Sperber and Wilson are far from the only theorists whose work raises this kind of question, and the newly emerging fi eld of Experimental Pragmatics (Noveck and Sperber 2004) promises to supply at least some answers. In particular, experiments reported in Van der Henst and Sperber (2004) lend support to the idea that principles of relevance are, in fact, operative in certain domains of psychology. There is still a long way to go, however. As Van der Henst and Sperber themselves put it (2004: 169), ‘it would take many more successful experiments involving a variety of aspects of cognition and communication to come anywhere near a compelling experimental corroboration of relevance theory itself’.
On a more general level, the basic presuppositions of theories of meaning like those discussed in this chapter have been the subject of consider able critique. Mey, for example, criticizes Relevance Theory for its treatment of speaker and hearer as ‘spontaneous individual[s] consciously working on unique problems, rather than . . . social agent[s] working within preexisting conventions with resources available to [them] of which [they] cannot be aware’ (1988: 294). This criticism could equally well be advanced against any of the approaches to communication in the tradition of Grice. In their focus on rational interactions between autonomous individuals, such theories can be charged with ignoring both the subconscious and the social determinants of linguistic behaviour.

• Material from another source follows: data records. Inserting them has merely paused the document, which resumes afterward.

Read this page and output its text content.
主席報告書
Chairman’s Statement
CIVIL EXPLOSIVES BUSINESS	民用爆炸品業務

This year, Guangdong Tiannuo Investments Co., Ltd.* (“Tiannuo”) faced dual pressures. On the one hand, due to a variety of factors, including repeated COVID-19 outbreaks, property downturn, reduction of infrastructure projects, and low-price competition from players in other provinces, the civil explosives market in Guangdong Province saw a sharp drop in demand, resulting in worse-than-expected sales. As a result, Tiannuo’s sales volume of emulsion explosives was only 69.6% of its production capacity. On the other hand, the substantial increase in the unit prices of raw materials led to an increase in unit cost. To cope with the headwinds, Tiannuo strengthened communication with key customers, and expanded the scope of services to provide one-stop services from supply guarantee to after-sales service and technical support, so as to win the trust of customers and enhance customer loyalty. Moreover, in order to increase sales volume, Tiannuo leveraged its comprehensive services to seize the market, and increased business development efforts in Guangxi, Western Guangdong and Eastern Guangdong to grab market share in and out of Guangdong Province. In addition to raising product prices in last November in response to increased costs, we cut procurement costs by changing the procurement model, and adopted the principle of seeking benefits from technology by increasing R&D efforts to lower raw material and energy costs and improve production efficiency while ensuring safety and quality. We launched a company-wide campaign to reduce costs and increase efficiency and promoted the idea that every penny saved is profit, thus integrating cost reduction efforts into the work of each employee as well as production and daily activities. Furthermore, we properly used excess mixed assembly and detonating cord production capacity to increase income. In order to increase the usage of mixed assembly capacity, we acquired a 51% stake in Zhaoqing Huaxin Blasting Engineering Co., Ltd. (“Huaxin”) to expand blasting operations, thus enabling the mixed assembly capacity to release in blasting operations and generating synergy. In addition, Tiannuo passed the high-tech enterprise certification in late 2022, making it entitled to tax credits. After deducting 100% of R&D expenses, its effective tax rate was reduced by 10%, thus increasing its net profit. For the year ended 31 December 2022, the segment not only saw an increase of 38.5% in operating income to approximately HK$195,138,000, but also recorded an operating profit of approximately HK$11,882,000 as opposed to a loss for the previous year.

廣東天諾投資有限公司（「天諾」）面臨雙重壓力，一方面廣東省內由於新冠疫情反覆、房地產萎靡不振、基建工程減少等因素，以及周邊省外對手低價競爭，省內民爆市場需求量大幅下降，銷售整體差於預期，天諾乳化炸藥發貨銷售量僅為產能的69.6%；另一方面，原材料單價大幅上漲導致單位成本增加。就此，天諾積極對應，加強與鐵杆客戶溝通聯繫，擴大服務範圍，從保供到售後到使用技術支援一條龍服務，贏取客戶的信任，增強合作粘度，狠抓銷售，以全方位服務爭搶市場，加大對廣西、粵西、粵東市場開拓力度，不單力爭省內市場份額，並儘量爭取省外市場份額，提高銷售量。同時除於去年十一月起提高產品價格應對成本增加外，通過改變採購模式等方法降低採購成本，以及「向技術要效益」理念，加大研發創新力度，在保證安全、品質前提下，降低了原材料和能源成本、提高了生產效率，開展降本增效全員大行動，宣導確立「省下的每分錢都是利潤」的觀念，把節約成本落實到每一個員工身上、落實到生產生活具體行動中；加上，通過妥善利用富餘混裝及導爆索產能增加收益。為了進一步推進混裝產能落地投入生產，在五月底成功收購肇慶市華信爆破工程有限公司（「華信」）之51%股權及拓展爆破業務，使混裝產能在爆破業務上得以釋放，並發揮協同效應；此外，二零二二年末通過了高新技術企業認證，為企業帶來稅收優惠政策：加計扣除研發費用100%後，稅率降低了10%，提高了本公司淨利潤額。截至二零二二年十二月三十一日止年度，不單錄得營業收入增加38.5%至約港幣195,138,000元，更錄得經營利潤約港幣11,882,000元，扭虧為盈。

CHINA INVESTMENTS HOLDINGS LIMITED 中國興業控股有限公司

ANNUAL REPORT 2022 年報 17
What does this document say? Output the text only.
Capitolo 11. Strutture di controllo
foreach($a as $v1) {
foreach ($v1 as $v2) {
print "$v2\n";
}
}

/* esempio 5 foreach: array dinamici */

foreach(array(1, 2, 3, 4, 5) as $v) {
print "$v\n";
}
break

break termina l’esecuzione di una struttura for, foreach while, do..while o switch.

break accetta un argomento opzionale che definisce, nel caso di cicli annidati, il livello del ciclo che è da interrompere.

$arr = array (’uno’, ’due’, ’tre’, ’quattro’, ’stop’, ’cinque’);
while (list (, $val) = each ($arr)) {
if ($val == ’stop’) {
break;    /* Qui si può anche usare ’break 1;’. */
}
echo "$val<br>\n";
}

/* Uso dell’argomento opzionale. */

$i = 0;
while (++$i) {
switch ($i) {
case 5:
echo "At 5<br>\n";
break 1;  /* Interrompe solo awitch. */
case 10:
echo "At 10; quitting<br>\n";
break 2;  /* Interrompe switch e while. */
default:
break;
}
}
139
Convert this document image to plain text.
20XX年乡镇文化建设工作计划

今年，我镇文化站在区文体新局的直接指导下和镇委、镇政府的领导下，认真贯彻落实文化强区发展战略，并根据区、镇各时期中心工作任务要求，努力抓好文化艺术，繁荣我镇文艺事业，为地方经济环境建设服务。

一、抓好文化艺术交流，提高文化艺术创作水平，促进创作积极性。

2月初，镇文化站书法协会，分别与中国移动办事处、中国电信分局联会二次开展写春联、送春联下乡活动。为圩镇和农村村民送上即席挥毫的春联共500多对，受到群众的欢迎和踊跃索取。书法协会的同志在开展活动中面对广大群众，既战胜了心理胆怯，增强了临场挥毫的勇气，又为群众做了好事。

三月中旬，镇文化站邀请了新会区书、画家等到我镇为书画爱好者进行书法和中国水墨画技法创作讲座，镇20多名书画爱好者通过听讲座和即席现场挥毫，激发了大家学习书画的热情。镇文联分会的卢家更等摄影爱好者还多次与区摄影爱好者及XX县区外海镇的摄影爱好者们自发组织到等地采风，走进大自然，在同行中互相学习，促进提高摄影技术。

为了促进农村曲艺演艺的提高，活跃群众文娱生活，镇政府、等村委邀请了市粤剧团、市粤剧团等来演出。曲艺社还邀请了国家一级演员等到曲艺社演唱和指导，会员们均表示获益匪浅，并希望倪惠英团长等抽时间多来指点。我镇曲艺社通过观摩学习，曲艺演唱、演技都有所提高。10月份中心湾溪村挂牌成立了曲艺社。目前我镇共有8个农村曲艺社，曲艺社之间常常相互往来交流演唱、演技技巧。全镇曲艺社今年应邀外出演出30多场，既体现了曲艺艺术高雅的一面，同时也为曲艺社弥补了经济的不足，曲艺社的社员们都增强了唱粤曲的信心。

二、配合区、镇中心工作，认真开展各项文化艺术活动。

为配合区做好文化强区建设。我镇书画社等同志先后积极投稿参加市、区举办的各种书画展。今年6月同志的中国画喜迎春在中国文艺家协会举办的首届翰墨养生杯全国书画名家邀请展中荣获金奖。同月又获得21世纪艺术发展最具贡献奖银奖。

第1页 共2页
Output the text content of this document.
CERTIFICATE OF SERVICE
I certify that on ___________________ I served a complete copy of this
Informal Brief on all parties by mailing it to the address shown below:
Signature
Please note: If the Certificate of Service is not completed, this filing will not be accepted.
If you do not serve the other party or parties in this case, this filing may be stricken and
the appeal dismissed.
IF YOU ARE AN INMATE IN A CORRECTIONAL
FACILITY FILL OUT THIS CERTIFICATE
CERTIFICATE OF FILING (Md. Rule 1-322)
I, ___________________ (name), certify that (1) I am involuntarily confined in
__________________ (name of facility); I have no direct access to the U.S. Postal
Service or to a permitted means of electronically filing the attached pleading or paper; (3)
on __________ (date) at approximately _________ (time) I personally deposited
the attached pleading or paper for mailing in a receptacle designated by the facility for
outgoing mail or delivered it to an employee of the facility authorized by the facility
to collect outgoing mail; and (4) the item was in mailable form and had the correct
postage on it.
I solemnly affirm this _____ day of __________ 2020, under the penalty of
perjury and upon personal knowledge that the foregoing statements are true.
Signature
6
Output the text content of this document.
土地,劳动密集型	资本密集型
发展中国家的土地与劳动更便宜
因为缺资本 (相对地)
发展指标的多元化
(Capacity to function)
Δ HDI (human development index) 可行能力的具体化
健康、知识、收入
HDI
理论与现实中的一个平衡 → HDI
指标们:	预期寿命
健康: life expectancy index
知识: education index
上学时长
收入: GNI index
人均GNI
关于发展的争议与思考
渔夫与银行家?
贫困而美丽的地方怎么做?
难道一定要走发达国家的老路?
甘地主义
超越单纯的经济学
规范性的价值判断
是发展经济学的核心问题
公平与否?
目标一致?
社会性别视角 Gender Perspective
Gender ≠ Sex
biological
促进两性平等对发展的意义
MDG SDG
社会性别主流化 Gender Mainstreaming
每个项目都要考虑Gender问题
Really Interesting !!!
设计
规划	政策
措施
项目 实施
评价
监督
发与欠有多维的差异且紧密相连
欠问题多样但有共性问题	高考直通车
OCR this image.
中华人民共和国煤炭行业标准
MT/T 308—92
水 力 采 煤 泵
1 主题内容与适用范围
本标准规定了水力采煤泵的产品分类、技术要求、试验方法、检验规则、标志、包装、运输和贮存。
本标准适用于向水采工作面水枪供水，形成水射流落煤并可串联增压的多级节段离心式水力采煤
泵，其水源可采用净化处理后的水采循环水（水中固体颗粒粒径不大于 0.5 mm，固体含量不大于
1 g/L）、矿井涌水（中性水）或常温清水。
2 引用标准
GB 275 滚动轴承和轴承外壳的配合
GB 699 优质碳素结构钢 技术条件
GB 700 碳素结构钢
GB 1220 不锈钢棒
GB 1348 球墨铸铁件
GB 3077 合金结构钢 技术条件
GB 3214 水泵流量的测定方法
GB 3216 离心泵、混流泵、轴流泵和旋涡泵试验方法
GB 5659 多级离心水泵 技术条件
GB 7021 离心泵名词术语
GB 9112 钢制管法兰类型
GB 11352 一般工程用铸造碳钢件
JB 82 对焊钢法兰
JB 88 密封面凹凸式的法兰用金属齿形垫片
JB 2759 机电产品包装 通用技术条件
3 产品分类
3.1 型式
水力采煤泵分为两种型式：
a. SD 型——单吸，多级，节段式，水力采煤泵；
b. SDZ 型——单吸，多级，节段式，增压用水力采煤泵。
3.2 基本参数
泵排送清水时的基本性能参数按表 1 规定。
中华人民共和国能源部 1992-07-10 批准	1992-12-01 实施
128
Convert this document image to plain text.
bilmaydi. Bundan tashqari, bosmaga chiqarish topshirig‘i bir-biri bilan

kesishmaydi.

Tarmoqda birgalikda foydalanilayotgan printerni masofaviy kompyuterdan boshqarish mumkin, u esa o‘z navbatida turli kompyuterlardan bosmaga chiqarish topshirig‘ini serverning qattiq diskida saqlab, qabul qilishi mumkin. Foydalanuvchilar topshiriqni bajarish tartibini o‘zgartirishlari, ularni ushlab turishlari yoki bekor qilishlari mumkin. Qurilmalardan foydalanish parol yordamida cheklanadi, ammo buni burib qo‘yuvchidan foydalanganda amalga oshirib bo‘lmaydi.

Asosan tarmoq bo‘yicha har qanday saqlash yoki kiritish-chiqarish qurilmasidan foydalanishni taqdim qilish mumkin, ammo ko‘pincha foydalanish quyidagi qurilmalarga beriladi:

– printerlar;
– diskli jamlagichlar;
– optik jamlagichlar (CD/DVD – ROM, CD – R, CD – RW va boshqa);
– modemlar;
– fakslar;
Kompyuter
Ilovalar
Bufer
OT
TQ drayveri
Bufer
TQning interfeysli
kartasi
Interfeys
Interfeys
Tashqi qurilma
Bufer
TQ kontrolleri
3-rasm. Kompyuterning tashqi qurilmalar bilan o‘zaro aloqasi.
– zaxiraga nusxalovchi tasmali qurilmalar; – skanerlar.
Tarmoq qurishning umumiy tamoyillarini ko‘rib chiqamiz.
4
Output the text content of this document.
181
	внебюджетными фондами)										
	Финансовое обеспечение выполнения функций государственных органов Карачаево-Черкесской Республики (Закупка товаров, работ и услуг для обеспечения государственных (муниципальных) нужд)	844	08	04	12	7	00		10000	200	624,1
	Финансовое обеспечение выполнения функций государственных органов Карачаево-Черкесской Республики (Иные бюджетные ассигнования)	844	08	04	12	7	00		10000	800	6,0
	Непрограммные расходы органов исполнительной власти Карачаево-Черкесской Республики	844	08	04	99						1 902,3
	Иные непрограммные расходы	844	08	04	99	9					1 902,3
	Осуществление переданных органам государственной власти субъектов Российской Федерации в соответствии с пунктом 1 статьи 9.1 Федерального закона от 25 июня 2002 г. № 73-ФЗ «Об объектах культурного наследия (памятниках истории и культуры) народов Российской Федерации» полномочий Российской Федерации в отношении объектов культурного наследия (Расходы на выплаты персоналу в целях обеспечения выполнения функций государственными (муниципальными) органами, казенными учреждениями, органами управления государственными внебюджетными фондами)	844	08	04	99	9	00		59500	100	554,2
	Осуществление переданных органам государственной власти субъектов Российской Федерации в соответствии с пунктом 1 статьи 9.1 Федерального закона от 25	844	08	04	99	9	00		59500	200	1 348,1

These traditions largely ignore the ways in which what we say and what we take others to mean are constrained by a whole range of factors well beyond the horizon of our individual conscious intentions, including social expectations and unconscious motivations, to name only the two most important. Do we, in fact, always speak with an intention? Could we always say what it is? Do we always react to others’ utterances by trying to determine either their intention, or the specific proposition that is most relevant? On the conscious level, the answer to these questions is clearly ‘no’. On the subconscious one, the answer is much less clear. Many linguists, however, would feel that in spite of these concerns, the inferential picture of communication is the best approach we currently have to the question of the relation between meaning and use. In spite of the problems confronting Gricean and related approaches, something like their view is assumed by most investigators of natural language.